I believe what has struck down the model of change is the lack of change in the model. The “litmus test” of a democratic political system lies in the circulation and alternation of power among elites in accordance with the temporary political representation of society. For this, the renewal or change of mandate in a regular and predictable manner through clean elections is essential. The MAS does not meet this criterion.

In dictatorships, leadership changes often occur through the death of the despot, whether natural like that of Hugo Chávez or provoked like that of Rafael Leónidas Trujillo. Evo Morales also does not qualify; he stubbornly remains alive and claims what he considers his own, even at the cost of the collapse of his political project. But is the project really “his”?

Morales’ fall and flight in November 2019 revealed the intrinsic weakness of the leader and his movement, which initially not only abandoned him by “suggesting” his resignation but also prematurely and briefly rallied around the incipient new and fleeting leadership of the opposition figure Luis Fernando Camacho.

The “Pititas Revolution” left them mortally wounded and deeply divided. And the failure of their economic policy has ultimately destroyed what would have been their “renewal” with Arce Catacora.

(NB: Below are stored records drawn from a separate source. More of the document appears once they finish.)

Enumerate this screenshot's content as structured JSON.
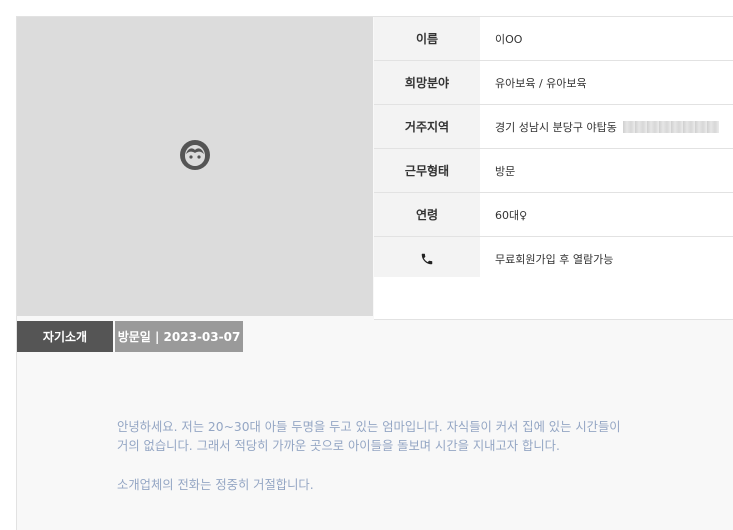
{
  "profile": {
    "fields": [
      {
        "label": "이름",
        "value": "이OO"
      },
      {
        "label": "희망분야",
        "value": "유아보육 / 유아보육"
      },
      {
        "label": "거주지역",
        "value": "경기 성남시 분당구 야탑동"
      },
      {
        "label": "근무형태",
        "value": "방문"
      },
      {
        "label": "연령",
        "value": "60대♀"
      },
      {
        "label": "phone-icon",
        "value": "무료회원가입 후 열람가능"
      }
    ]
  },
  "tabs": {
    "intro": "자기소개",
    "visit": "방문일 | 2023-03-07"
  },
  "intro": {
    "line1": "안녕하세요. 저는 20~30대 아들 두명을 두고 있는 엄마입니다. 자식들이 커서 집에 있는 시간들이",
    "line2": "거의 없습니다. 그래서 적당히 가까운 곳으로 아이들을 돌보며 시간을 지내고자 합니다.",
    "notice": "소개업체의 전화는 정중히 거절합니다."
  }
}
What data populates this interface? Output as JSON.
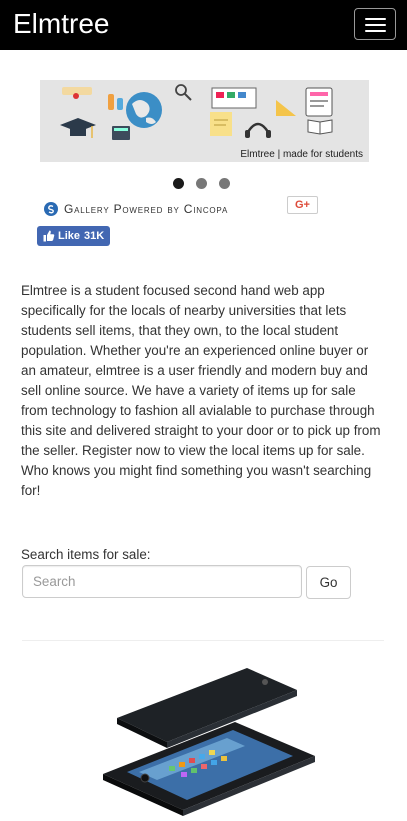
{
  "navbar": {
    "brand": "Elmtree",
    "menu_icon": "hamburger-icon"
  },
  "carousel": {
    "caption": "Elmtree | made for students",
    "slide_count": 3,
    "active_index": 0,
    "colors": {
      "active": "#1a1a1a",
      "inactive": "#777777"
    }
  },
  "gallery": {
    "text": "Gallery Powered by Cincopa",
    "icon": "cincopa-logo-icon"
  },
  "social": {
    "gplus_label": "G+",
    "like_label": "Like",
    "like_count": "31K"
  },
  "about": {
    "text": "Elmtree is a student focused second hand web app specifically for the locals of nearby universities that lets students sell items, that they own, to the local student population. Whether you're an experienced online buyer or an amateur, elmtree is a user friendly and modern buy and sell online source. We have a variety of items up for sale from technology to fashion all avialable to purchase through this site and delivered straight to your door or to pick up from the seller. Register now to view the local items up for sale. Who knows you might find something you wasn't searching for!"
  },
  "search": {
    "label": "Search items for sale:",
    "placeholder": "Search",
    "button_label": "Go"
  },
  "colors": {
    "navbar_bg": "#000000",
    "like_bg": "#4267b2",
    "gplus": "#dd4b39"
  }
}
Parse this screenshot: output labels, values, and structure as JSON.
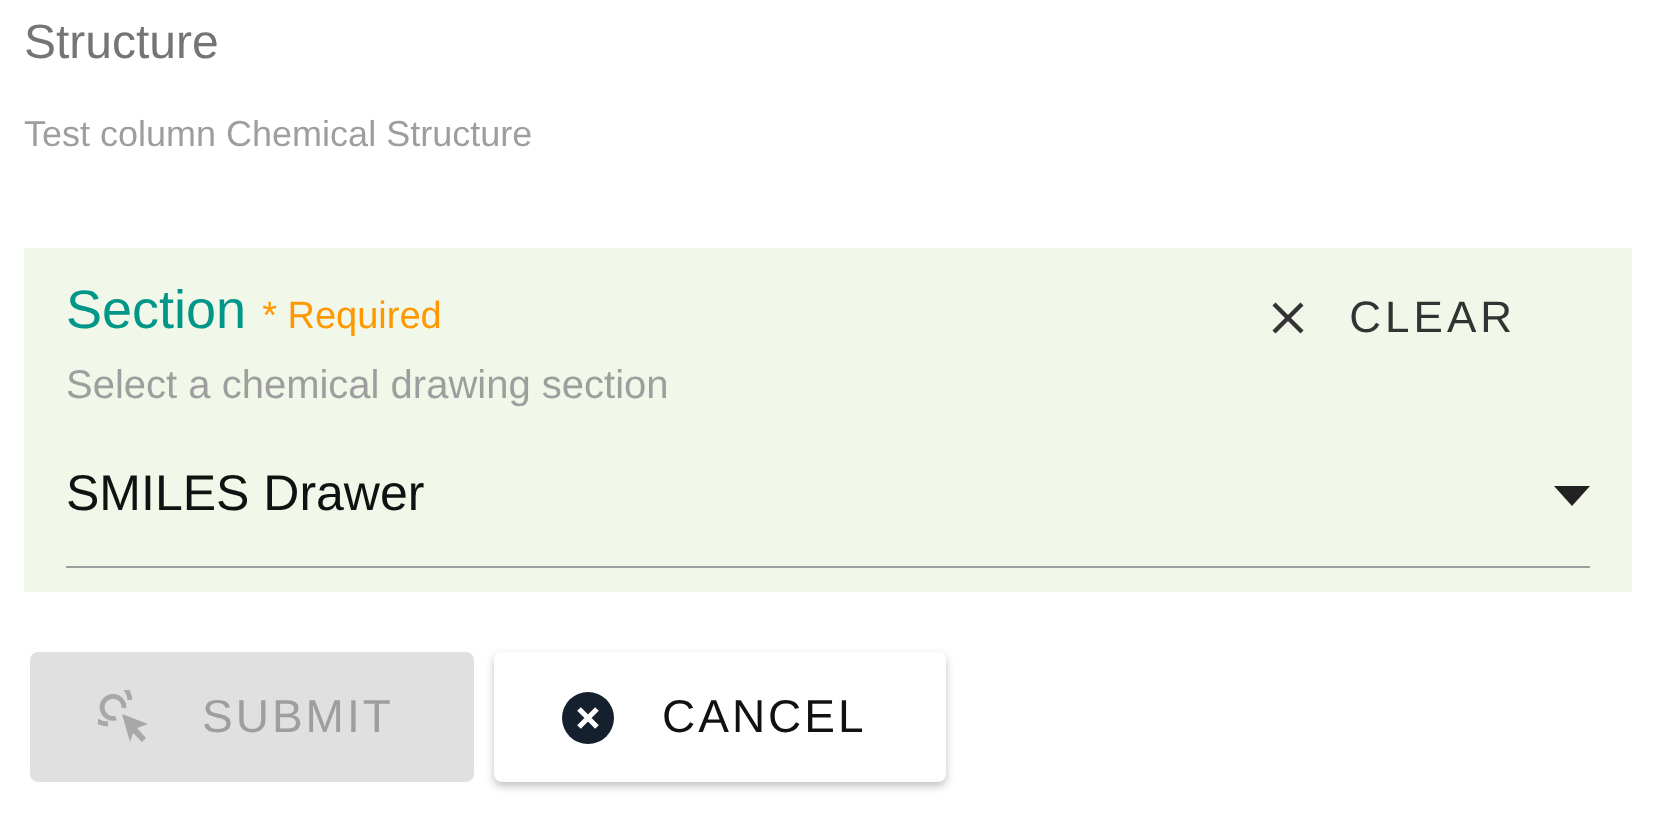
{
  "header": {
    "title": "Structure",
    "description": "Test column Chemical Structure"
  },
  "section": {
    "label": "Section",
    "required_mark": "* Required",
    "clear_button": "CLEAR",
    "hint": "Select a chemical drawing section",
    "value": "SMILES Drawer"
  },
  "buttons": [
    {
      "kind": "submit",
      "label": "SUBMIT",
      "disabled": true
    },
    {
      "kind": "cancel",
      "label": "CANCEL",
      "disabled": false
    }
  ]
}
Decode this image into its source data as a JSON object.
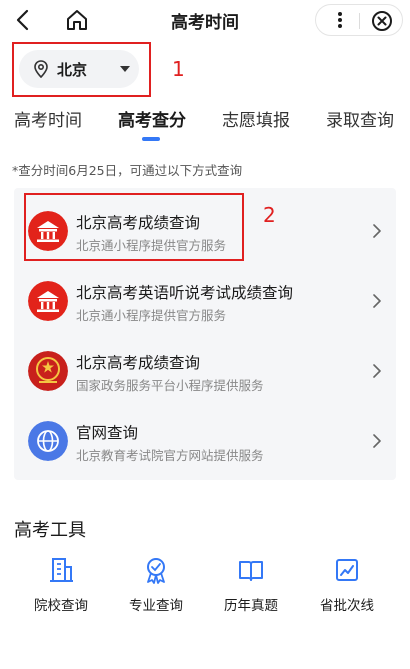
{
  "header": {
    "title": "高考时间",
    "back_icon": "back-arrow-icon",
    "home_icon": "home-icon",
    "more_icon": "more-vertical-icon",
    "close_icon": "circle-close-icon"
  },
  "city_selector": {
    "label": "北京",
    "pin_icon": "location-pin-icon",
    "caret_icon": "caret-down-icon"
  },
  "annotations": [
    "1",
    "2"
  ],
  "tabs": [
    {
      "label": "高考时间",
      "active": false
    },
    {
      "label": "高考查分",
      "active": true
    },
    {
      "label": "志愿填报",
      "active": false
    },
    {
      "label": "录取查询",
      "active": false
    }
  ],
  "notice": "*查分时间6月25日，可通过以下方式查询",
  "services": [
    {
      "title": "北京高考成绩查询",
      "subtitle": "北京通小程序提供官方服务",
      "icon": "temple-icon"
    },
    {
      "title": "北京高考英语听说考试成绩查询",
      "subtitle": "北京通小程序提供官方服务",
      "icon": "temple-icon"
    },
    {
      "title": "北京高考成绩查询",
      "subtitle": "国家政务服务平台小程序提供服务",
      "icon": "national-emblem-icon"
    },
    {
      "title": "官网查询",
      "subtitle": "北京教育考试院官方网站提供服务",
      "icon": "globe-icon"
    }
  ],
  "tools": {
    "title": "高考工具",
    "items": [
      {
        "label": "院校查询",
        "icon": "building-icon"
      },
      {
        "label": "专业查询",
        "icon": "award-ribbon-icon"
      },
      {
        "label": "历年真题",
        "icon": "open-book-icon"
      },
      {
        "label": "省批次线",
        "icon": "trend-chart-icon"
      }
    ]
  },
  "colors": {
    "accent": "#3478f6",
    "annotation_red": "#e02020",
    "temple_red": "#e2231a"
  }
}
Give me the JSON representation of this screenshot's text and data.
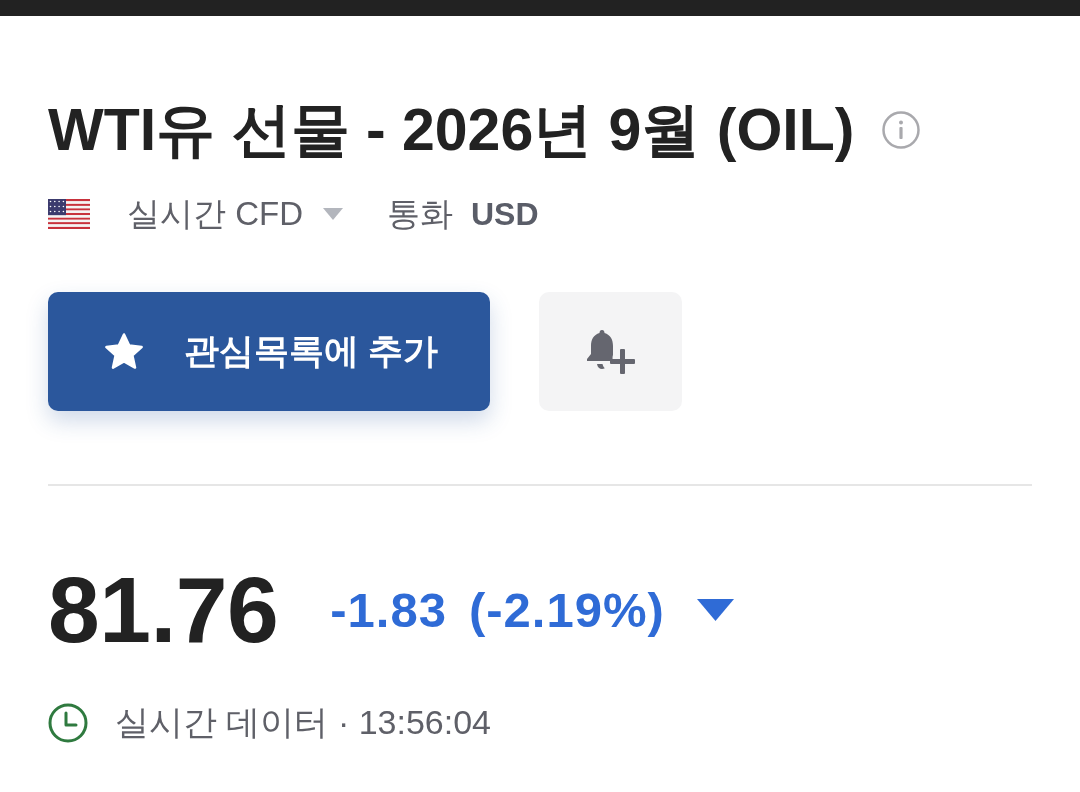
{
  "title": "WTI유 선물 - 2026년 9월 (OIL)",
  "meta": {
    "market": "실시간 CFD",
    "currency_label": "통화",
    "currency": "USD"
  },
  "actions": {
    "watchlist_button": "관심목록에 추가"
  },
  "quote": {
    "price": "81.76",
    "change": "-1.83",
    "change_percent": "(-2.19%)",
    "falling": true
  },
  "status": {
    "text": "실시간 데이터 · 13:56:04"
  }
}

All of the above must have greatly upset their scribes, the Cubans. The Andean people turned out to be more unmanageable than the Caribbeans imagined, although they have already achieved a high degree of impoverishment in Bolivia through the ruthless extraction of its natural resources, cocaine production, and the suction of fresh resources through “fake” contracts with exorbitant markups.

The Cubans and their Russian, Chinese, and Iranian patrons must not be very resigned to losing Bolivia, from which they “suck” the lifeblood like parasites to survive. Consequently, they have set out to co-opt certain Bolivian opposition leaders, creating their own opposition in which to fall softly, guaranteeing them a comfortable and unaccountable life until they return later.

That is the true message of the presidential spokesperson, while his represented party is already breaking into tears before his cabinet and finally publicly admits that “there is no money”. And just in case, they are already setting in motion the “opposition” project, complicit and functional, as a life insurance policy.

But the old folks used to say that one should not trust the enemy’s tears or a dog’s limp. It seems that the “presidential” announcement came directly from Cuba, without Arce Catacora’s filter, comforted in his co-government with the COB, as in the days of the Popular Assembly of Juan José Torres.

Is it the last gasp of a drowning man or a little distracting simulation?

*Ronald MacLean is a professor, former mayor of La Paz, and former State minister.